Electronic (board)	Independent emulators before 2005 (EU) or before 2013 (Russia) production year, environmental class Euro-2 or Euro-3 (where it makes sense to install HBO 2 and 3 generations). Emulators, which use indications of the first detector to bypass the second lambda probe – from 2005 (EU) or 2008 (Russia) up to now, Euro-3 and above, but exceptions are possible, correct selection of ratings is important.	Maintenance free if located in dry and clean place and isolated from humidity and dirt.	Depends on the quality of the electronic components. Should be sufficient for the entire life of the car, but you may need to re-solder the electrolytes and/or resistors if poor quality components are used.
Electronic (resistor and capacitor)	Cars from 2005 (EU) or 2008 (Russia) year, Euro 3 and higher.	Periodically check for continuity of elements.	Depends on the quality of radio components and the correct selection of ratings.

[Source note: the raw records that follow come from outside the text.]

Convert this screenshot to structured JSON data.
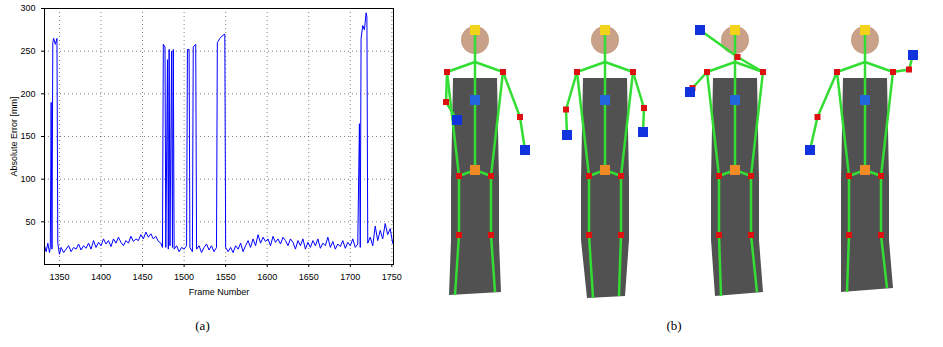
{
  "chart_data": {
    "type": "line",
    "x_label": "Frame Number",
    "y_label": "Absolute Error [mm]",
    "color": "#0000ff",
    "grid": true,
    "xlim": [
      1332,
      1752
    ],
    "xticks": [
      1350,
      1400,
      1450,
      1500,
      1550,
      1600,
      1650,
      1700,
      1750
    ],
    "ylim": [
      0,
      300
    ],
    "yticks": [
      50,
      100,
      150,
      200,
      250,
      300
    ],
    "x": [
      1332,
      1334,
      1336,
      1338,
      1339,
      1340,
      1341,
      1342,
      1343,
      1345,
      1347,
      1348,
      1350,
      1352,
      1355,
      1358,
      1361,
      1364,
      1367,
      1370,
      1373,
      1376,
      1379,
      1382,
      1385,
      1388,
      1391,
      1394,
      1397,
      1400,
      1403,
      1406,
      1409,
      1412,
      1415,
      1418,
      1421,
      1424,
      1427,
      1430,
      1433,
      1436,
      1439,
      1442,
      1445,
      1448,
      1451,
      1454,
      1457,
      1460,
      1463,
      1466,
      1469,
      1472,
      1474,
      1475,
      1477,
      1478,
      1480,
      1481,
      1482,
      1483,
      1485,
      1486,
      1487,
      1488,
      1491,
      1494,
      1497,
      1500,
      1503,
      1504,
      1506,
      1507,
      1510,
      1511,
      1514,
      1515,
      1518,
      1521,
      1524,
      1527,
      1530,
      1533,
      1536,
      1539,
      1540,
      1543,
      1546,
      1549,
      1550,
      1553,
      1556,
      1559,
      1562,
      1565,
      1568,
      1571,
      1574,
      1577,
      1580,
      1583,
      1586,
      1589,
      1592,
      1595,
      1598,
      1601,
      1604,
      1607,
      1610,
      1613,
      1616,
      1619,
      1622,
      1625,
      1628,
      1631,
      1634,
      1637,
      1640,
      1643,
      1646,
      1649,
      1652,
      1655,
      1658,
      1661,
      1664,
      1667,
      1670,
      1673,
      1676,
      1679,
      1682,
      1685,
      1688,
      1691,
      1694,
      1697,
      1700,
      1703,
      1706,
      1709,
      1711,
      1712,
      1713,
      1715,
      1717,
      1719,
      1720,
      1721,
      1724,
      1727,
      1730,
      1733,
      1736,
      1739,
      1742,
      1745,
      1748,
      1751
    ],
    "values": [
      22,
      15,
      25,
      14,
      20,
      190,
      18,
      260,
      265,
      258,
      265,
      25,
      12,
      20,
      14,
      18,
      22,
      15,
      20,
      18,
      24,
      17,
      22,
      19,
      25,
      18,
      28,
      20,
      26,
      22,
      30,
      24,
      28,
      21,
      30,
      25,
      32,
      26,
      22,
      28,
      25,
      33,
      27,
      30,
      28,
      35,
      30,
      38,
      32,
      36,
      30,
      33,
      27,
      25,
      20,
      258,
      255,
      20,
      240,
      18,
      252,
      22,
      250,
      20,
      252,
      18,
      22,
      15,
      20,
      18,
      22,
      252,
      252,
      20,
      15,
      255,
      258,
      18,
      22,
      14,
      20,
      24,
      17,
      22,
      15,
      20,
      260,
      265,
      268,
      270,
      20,
      15,
      20,
      14,
      22,
      18,
      25,
      15,
      22,
      28,
      20,
      30,
      22,
      35,
      25,
      32,
      27,
      30,
      22,
      33,
      26,
      30,
      24,
      32,
      28,
      22,
      30,
      26,
      18,
      28,
      22,
      30,
      18,
      26,
      20,
      28,
      22,
      30,
      19,
      25,
      22,
      32,
      20,
      27,
      18,
      24,
      21,
      28,
      19,
      26,
      22,
      30,
      20,
      24,
      165,
      20,
      265,
      280,
      275,
      295,
      290,
      25,
      32,
      22,
      45,
      28,
      40,
      30,
      48,
      35,
      42,
      25
    ]
  },
  "captions": [
    "(a)",
    "(b)"
  ]
}
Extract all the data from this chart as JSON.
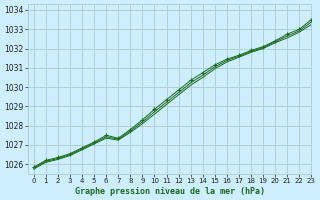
{
  "title": "Graphe pression niveau de la mer (hPa)",
  "bg_color": "#cceeff",
  "grid_color": "#aacccc",
  "line_color": "#1a6b1a",
  "marker_color": "#1a6b1a",
  "xlim": [
    -0.5,
    23
  ],
  "ylim": [
    1025.5,
    1034.3
  ],
  "xticks": [
    0,
    1,
    2,
    3,
    4,
    5,
    6,
    7,
    8,
    9,
    10,
    11,
    12,
    13,
    14,
    15,
    16,
    17,
    18,
    19,
    20,
    21,
    22,
    23
  ],
  "yticks": [
    1026,
    1027,
    1028,
    1029,
    1030,
    1031,
    1032,
    1033,
    1034
  ],
  "series1_x": [
    0,
    1,
    2,
    3,
    4,
    5,
    6,
    7,
    8,
    9,
    10,
    11,
    12,
    13,
    14,
    15,
    16,
    17,
    18,
    19,
    20,
    21,
    22,
    23
  ],
  "series1_y": [
    1025.85,
    1026.2,
    1026.35,
    1026.55,
    1026.85,
    1027.15,
    1027.5,
    1027.35,
    1027.8,
    1028.3,
    1028.85,
    1029.35,
    1029.85,
    1030.35,
    1030.75,
    1031.15,
    1031.45,
    1031.65,
    1031.9,
    1032.1,
    1032.4,
    1032.75,
    1033.0,
    1033.5
  ],
  "series2_x": [
    0,
    1,
    2,
    3,
    4,
    5,
    6,
    7,
    8,
    9,
    10,
    11,
    12,
    13,
    14,
    15,
    16,
    17,
    18,
    19,
    20,
    21,
    22,
    23
  ],
  "series2_y": [
    1025.75,
    1026.1,
    1026.25,
    1026.45,
    1026.75,
    1027.05,
    1027.35,
    1027.25,
    1027.65,
    1028.1,
    1028.6,
    1029.1,
    1029.6,
    1030.1,
    1030.5,
    1030.95,
    1031.3,
    1031.55,
    1031.8,
    1032.0,
    1032.3,
    1032.55,
    1032.85,
    1033.25
  ],
  "series3_x": [
    0,
    1,
    2,
    3,
    4,
    5,
    6,
    7,
    8,
    9,
    10,
    11,
    12,
    13,
    14,
    15,
    16,
    17,
    18,
    19,
    20,
    21,
    22,
    23
  ],
  "series3_y": [
    1025.8,
    1026.15,
    1026.3,
    1026.5,
    1026.8,
    1027.1,
    1027.42,
    1027.3,
    1027.72,
    1028.2,
    1028.72,
    1029.22,
    1029.72,
    1030.22,
    1030.62,
    1031.05,
    1031.38,
    1031.6,
    1031.85,
    1032.05,
    1032.35,
    1032.65,
    1032.92,
    1033.38
  ]
}
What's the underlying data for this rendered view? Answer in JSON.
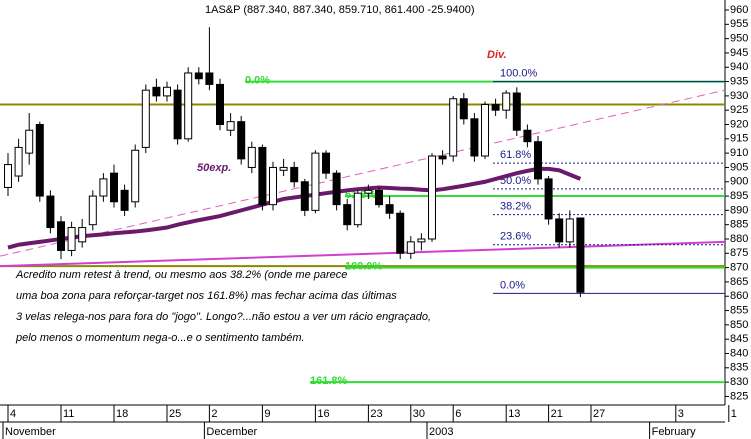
{
  "chart_data": {
    "type": "candlestick",
    "title": "1AS&P (887.340, 887.340, 859.710, 861.400 -25.9400)",
    "categories": [
      "4",
      null,
      null,
      null,
      null,
      "11",
      null,
      null,
      null,
      null,
      "18",
      null,
      null,
      null,
      null,
      "25",
      null,
      null,
      null,
      "2",
      null,
      null,
      null,
      null,
      "9",
      null,
      null,
      null,
      null,
      "16",
      null,
      null,
      null,
      null,
      "23",
      null,
      null,
      null,
      "30",
      null,
      null,
      null,
      "6",
      null,
      null,
      null,
      null,
      "13",
      null,
      null,
      null,
      "21",
      null,
      null,
      null,
      "27",
      null,
      null,
      null,
      null,
      null,
      null,
      null,
      "3",
      null,
      null,
      null,
      null,
      "1"
    ],
    "month_labels": [
      "November",
      "December",
      "2003",
      "February"
    ],
    "open": [
      898,
      902,
      910,
      920,
      895,
      886,
      876,
      879,
      885,
      895,
      903,
      897,
      893,
      912,
      933,
      930,
      932,
      915,
      938,
      938,
      934,
      918,
      921,
      905,
      912,
      892,
      904,
      905,
      900,
      890,
      910,
      903,
      892,
      885,
      896,
      897,
      892,
      889,
      875,
      879,
      880,
      909,
      909,
      929,
      922,
      909,
      927,
      925,
      931,
      918,
      914,
      901,
      887,
      879,
      887.34,
      null,
      null,
      null,
      null,
      null,
      null,
      null,
      null,
      null,
      null,
      null,
      null,
      null,
      null
    ],
    "high": [
      910,
      915,
      924,
      921,
      897,
      888,
      886,
      887,
      897,
      903,
      906,
      899,
      913,
      934,
      936,
      935,
      934,
      940,
      940,
      954,
      936,
      924,
      923,
      914,
      913,
      907,
      908,
      907,
      901,
      911,
      911,
      904,
      894,
      897,
      899,
      898,
      895,
      890,
      881,
      882,
      910,
      911,
      930,
      931,
      924,
      928,
      929,
      932,
      933,
      920,
      916,
      902,
      889,
      890,
      887.34,
      null,
      null,
      null,
      null,
      null,
      null,
      null,
      null,
      null,
      null,
      null,
      null,
      null,
      null
    ],
    "low": [
      895,
      900,
      906,
      893,
      882,
      873,
      874,
      877,
      883,
      893,
      891,
      888,
      891,
      910,
      928,
      928,
      913,
      914,
      934,
      932,
      918,
      916,
      906,
      903,
      890,
      890,
      902,
      898,
      888,
      889,
      901,
      890,
      883,
      884,
      894,
      891,
      887,
      873,
      873,
      876,
      879,
      906,
      907,
      920,
      907,
      908,
      923,
      922,
      916,
      912,
      899,
      885,
      877,
      877,
      859.71,
      null,
      null,
      null,
      null,
      null,
      null,
      null,
      null,
      null,
      null,
      null,
      null,
      null,
      null
    ],
    "close": [
      906,
      912,
      918,
      895,
      884,
      876,
      884,
      884,
      895,
      901,
      893,
      890,
      911,
      932,
      930,
      933,
      915,
      938,
      936,
      934,
      920,
      921,
      908,
      912,
      892,
      905,
      905,
      900,
      890,
      910,
      903,
      892,
      885,
      896,
      897,
      892,
      889,
      875,
      879,
      880,
      909,
      908,
      929,
      922,
      909,
      927,
      925,
      931,
      918,
      914,
      901,
      887,
      879,
      887,
      861.4,
      null,
      null,
      null,
      null,
      null,
      null,
      null,
      null,
      null,
      null,
      null,
      null,
      null,
      null
    ],
    "ma": {
      "name": "50exp.",
      "color": "#6b1a6b",
      "values": [
        877,
        878,
        878.5,
        879,
        879.5,
        880,
        880.5,
        881,
        881.3,
        881.6,
        882,
        882.3,
        882.6,
        883,
        883.5,
        884,
        885,
        885.8,
        886.6,
        887.3,
        888,
        889,
        890,
        891,
        892,
        893,
        894,
        894.5,
        895,
        895.5,
        896,
        896.5,
        897,
        897.4,
        897.7,
        898,
        897.8,
        897.6,
        897.5,
        897.2,
        897,
        897.4,
        898,
        898.6,
        899.3,
        900,
        901,
        902,
        903,
        903.8,
        904.5,
        904.5,
        904,
        902.5,
        901,
        null,
        null,
        null,
        null,
        null,
        null,
        null,
        null,
        null,
        null,
        null,
        null,
        null,
        null
      ]
    },
    "ylim": [
      822,
      963.5
    ],
    "yticks": [
      825,
      830,
      835,
      840,
      845,
      850,
      855,
      860,
      865,
      870,
      875,
      880,
      885,
      890,
      895,
      900,
      905,
      910,
      915,
      920,
      925,
      930,
      935,
      940,
      945,
      950,
      955,
      960
    ],
    "hlines": [
      {
        "level": 927,
        "color": "#8a8a00"
      },
      {
        "level": 870.5,
        "color": "#8a8a00"
      }
    ],
    "trendlines": [
      {
        "from": 874,
        "to": 932,
        "color": "#e060c0",
        "dashed": true
      },
      {
        "from": 870.5,
        "to": 879,
        "color": "#d040d0",
        "dashed": false
      }
    ],
    "fib_green": [
      {
        "label": "0.0%",
        "level": 935
      },
      {
        "label": "61.8%",
        "level": 895
      },
      {
        "label": "100.0%",
        "level": 870
      },
      {
        "label": "161.8%",
        "level": 830
      }
    ],
    "fib_blue": [
      {
        "label": "100.0%",
        "level": 935
      },
      {
        "label": "61.8%",
        "level": 906.5
      },
      {
        "label": "50.0%",
        "level": 897.5
      },
      {
        "label": "38.2%",
        "level": 888.5
      },
      {
        "label": "23.6%",
        "level": 878
      },
      {
        "label": "0.0%",
        "level": 861
      }
    ],
    "annotation_div": "Div.",
    "comment": [
      "Acredito num retest à trend, ou mesmo aos 38.2% (onde me parece",
      "uma boa zona para reforçar-target nos 161.8%) mas fechar acima das últimas",
      " 3 velas relega-nos  para fora do \"jogo\". Longo?...não estou a ver um rácio engraçado,",
      "pelo menos o momentum nega-o...e o sentimento também."
    ]
  }
}
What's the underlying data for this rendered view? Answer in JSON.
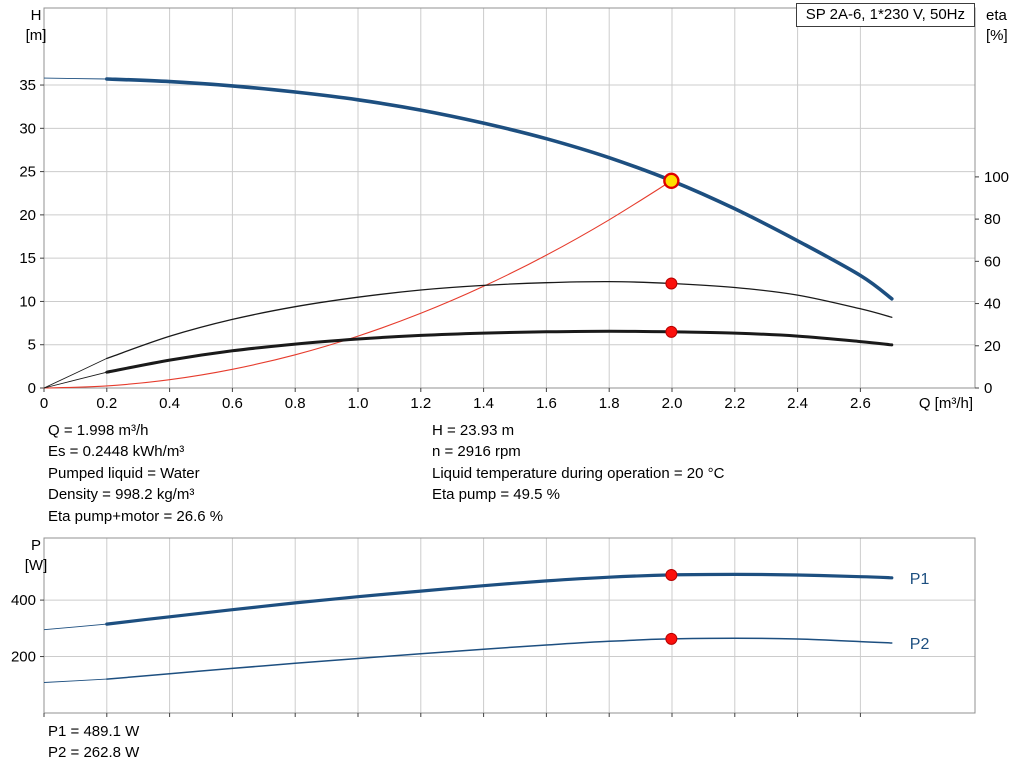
{
  "colors": {
    "curve_blue": "#1d4f80",
    "curve_black": "#1a1a1a",
    "curve_red": "#e63c2d",
    "marker_fill": "#fb100c",
    "marker_edge": "#b50000",
    "duty_fill": "#ffdf00",
    "duty_ring": "#e00000",
    "grid": "#cccccc",
    "border": "#909090",
    "tick": "#404040",
    "text": "#000000"
  },
  "info": {
    "left": [
      "Q = 1.998 m³/h",
      "Es = 0.2448 kWh/m³",
      "Pumped liquid = Water",
      "Density = 998.2 kg/m³",
      "Eta pump+motor = 26.6 %"
    ],
    "right": [
      "H = 23.93 m",
      "n = 2916 rpm",
      "Liquid temperature during operation = 20 °C",
      "Eta pump = 49.5 %"
    ]
  },
  "power_readout": [
    "P1 = 489.1 W",
    "P2 = 262.8 W"
  ],
  "chart_data": [
    {
      "type": "line",
      "title": "SP 2A-6, 1*230 V, 50Hz",
      "axes": {
        "x": {
          "label": "Q [m³/h]",
          "ticks": [
            0,
            0.2,
            0.4,
            0.6,
            0.8,
            1,
            1.2,
            1.4,
            1.6,
            1.8,
            2,
            2.2,
            2.4,
            2.6
          ],
          "max": 2.965
        },
        "y_left": {
          "label_lines": [
            "H",
            "[m]"
          ],
          "ticks": [
            0,
            5,
            10,
            15,
            20,
            25,
            30,
            35
          ],
          "max": 43.9
        },
        "y_right": {
          "label_lines": [
            "eta",
            "[%]"
          ],
          "ticks": [
            0,
            20,
            40,
            60,
            80,
            100
          ],
          "max": 180
        }
      },
      "series": [
        {
          "name": "head-curve",
          "axis": "left",
          "color_key": "curve_blue",
          "width": 3.6,
          "thin_until": 0.2,
          "points": [
            [
              0,
              35.8
            ],
            [
              0.2,
              35.7
            ],
            [
              0.4,
              35.4
            ],
            [
              0.6,
              34.9
            ],
            [
              0.8,
              34.2
            ],
            [
              1,
              33.3
            ],
            [
              1.2,
              32.1
            ],
            [
              1.4,
              30.6
            ],
            [
              1.6,
              28.8
            ],
            [
              1.8,
              26.6
            ],
            [
              2,
              23.93
            ],
            [
              2.2,
              20.7
            ],
            [
              2.4,
              17
            ],
            [
              2.6,
              13
            ],
            [
              2.7,
              10.3
            ]
          ]
        },
        {
          "name": "system-curve",
          "axis": "left",
          "color_key": "curve_red",
          "width": 1.1,
          "points": [
            [
              0,
              0
            ],
            [
              0.2,
              0.24
            ],
            [
              0.4,
              0.96
            ],
            [
              0.6,
              2.16
            ],
            [
              0.8,
              3.84
            ],
            [
              1,
              6
            ],
            [
              1.2,
              8.63
            ],
            [
              1.4,
              11.75
            ],
            [
              1.6,
              15.35
            ],
            [
              1.8,
              19.43
            ],
            [
              1.998,
              23.93
            ]
          ]
        },
        {
          "name": "eta-pump-curve",
          "axis": "right",
          "color_key": "curve_black",
          "width": 1.3,
          "thin_until": 0.2,
          "points": [
            [
              0,
              0
            ],
            [
              0.2,
              14
            ],
            [
              0.4,
              24.5
            ],
            [
              0.6,
              32.5
            ],
            [
              0.8,
              38.5
            ],
            [
              1,
              43
            ],
            [
              1.2,
              46.4
            ],
            [
              1.4,
              48.6
            ],
            [
              1.6,
              49.9
            ],
            [
              1.8,
              50.4
            ],
            [
              2,
              49.5
            ],
            [
              2.2,
              47.6
            ],
            [
              2.4,
              44
            ],
            [
              2.6,
              37.5
            ],
            [
              2.7,
              33.5
            ]
          ]
        },
        {
          "name": "eta-pump-motor-curve",
          "axis": "right",
          "color_key": "curve_black",
          "width": 3,
          "thin_until": 0.2,
          "points": [
            [
              0,
              0
            ],
            [
              0.2,
              7.5
            ],
            [
              0.4,
              13.2
            ],
            [
              0.6,
              17.6
            ],
            [
              0.8,
              20.8
            ],
            [
              1,
              23.2
            ],
            [
              1.2,
              24.9
            ],
            [
              1.4,
              26
            ],
            [
              1.6,
              26.6
            ],
            [
              1.8,
              26.9
            ],
            [
              2,
              26.6
            ],
            [
              2.2,
              26
            ],
            [
              2.4,
              24.6
            ],
            [
              2.6,
              22
            ],
            [
              2.7,
              20.4
            ]
          ]
        }
      ],
      "markers": [
        {
          "name": "duty-point-head",
          "q": 1.998,
          "v": 23.93,
          "axis": "left",
          "style": "duty"
        },
        {
          "name": "duty-point-eta-pump",
          "q": 1.998,
          "v": 49.5,
          "axis": "right",
          "style": "dot"
        },
        {
          "name": "duty-point-eta-pump-motor",
          "q": 1.998,
          "v": 26.6,
          "axis": "right",
          "style": "dot"
        }
      ]
    },
    {
      "type": "line",
      "axes": {
        "x": {
          "ticks": [
            0,
            0.2,
            0.4,
            0.6,
            0.8,
            1,
            1.2,
            1.4,
            1.6,
            1.8,
            2,
            2.2,
            2.4,
            2.6
          ],
          "max": 2.965
        },
        "y_left": {
          "label_lines": [
            "P",
            "[W]"
          ],
          "ticks": [
            200,
            400
          ],
          "max": 620
        }
      },
      "series": [
        {
          "name": "p1-curve",
          "label": "P1",
          "axis": "left",
          "color_key": "curve_blue",
          "width": 3.2,
          "thin_until": 0.2,
          "points": [
            [
              0,
              295
            ],
            [
              0.2,
              315
            ],
            [
              0.4,
              341
            ],
            [
              0.6,
              366
            ],
            [
              0.8,
              390
            ],
            [
              1,
              412
            ],
            [
              1.2,
              432
            ],
            [
              1.4,
              451
            ],
            [
              1.6,
              468
            ],
            [
              1.8,
              481
            ],
            [
              2,
              489.1
            ],
            [
              2.2,
              491
            ],
            [
              2.4,
              489
            ],
            [
              2.6,
              483
            ],
            [
              2.7,
              479
            ]
          ]
        },
        {
          "name": "p2-curve",
          "label": "P2",
          "axis": "left",
          "color_key": "curve_blue",
          "width": 1.5,
          "thin_until": 0.2,
          "points": [
            [
              0,
              108
            ],
            [
              0.2,
              120
            ],
            [
              0.4,
              139
            ],
            [
              0.6,
              158
            ],
            [
              0.8,
              176
            ],
            [
              1,
              193
            ],
            [
              1.2,
              210
            ],
            [
              1.4,
              226
            ],
            [
              1.6,
              241
            ],
            [
              1.8,
              254
            ],
            [
              2,
              262.8
            ],
            [
              2.2,
              265
            ],
            [
              2.4,
              262
            ],
            [
              2.6,
              253
            ],
            [
              2.7,
              248
            ]
          ]
        }
      ],
      "markers": [
        {
          "name": "duty-point-p1",
          "q": 1.998,
          "v": 489.1,
          "style": "dot"
        },
        {
          "name": "duty-point-p2",
          "q": 1.998,
          "v": 262.8,
          "style": "dot"
        }
      ]
    }
  ]
}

If the components are selected correctly, don’t overheat and don’t get wet, it can be enough for the whole life of a car.

Which lambda cheat is better

It is impossible to unequivocally answer the question “Which lambda cheat sheet is better?”. Each device has its own pros and cons, different compatibility with certain models. Which lambda probe bump is better to put – depends on the purpose of this manipulation and specific conditions:

• mechanical bumpers act only in conjunction with a working oxygen sensor;
• only electronic bumpers with microcontroller (pulse generator) are suitable for simulating normal operation of the oxygen sensor on old HBO;
• On old cars not higher than Euro-3 it is better to install bumpers – cheaper and more reliable;
• on more modern cars (Euro-4 and above) it is better to use mini-catalysts;
• variant with a resistor and a capacitor is cheaper, but less reliable for new cars;
• Emulator of the second lambda probe on a microcontroller, working from the first – the best variant for the cars with outdated or removed second oxygen sensor.

Generally speaking, it is the mini-catalyst that is the best option for a functioning AC, because it mimics the work of the regular neutralizer with high reliability. Microcontroller is more complex and expensive option, that is why it is appropriate only when there is no OEM sensor at all or it is necessary to cheat it for driving on gas.

Car mechanic with 20 years of experience in repairing and servicing cars of different brands. Main focus: diagnostics and mechanics.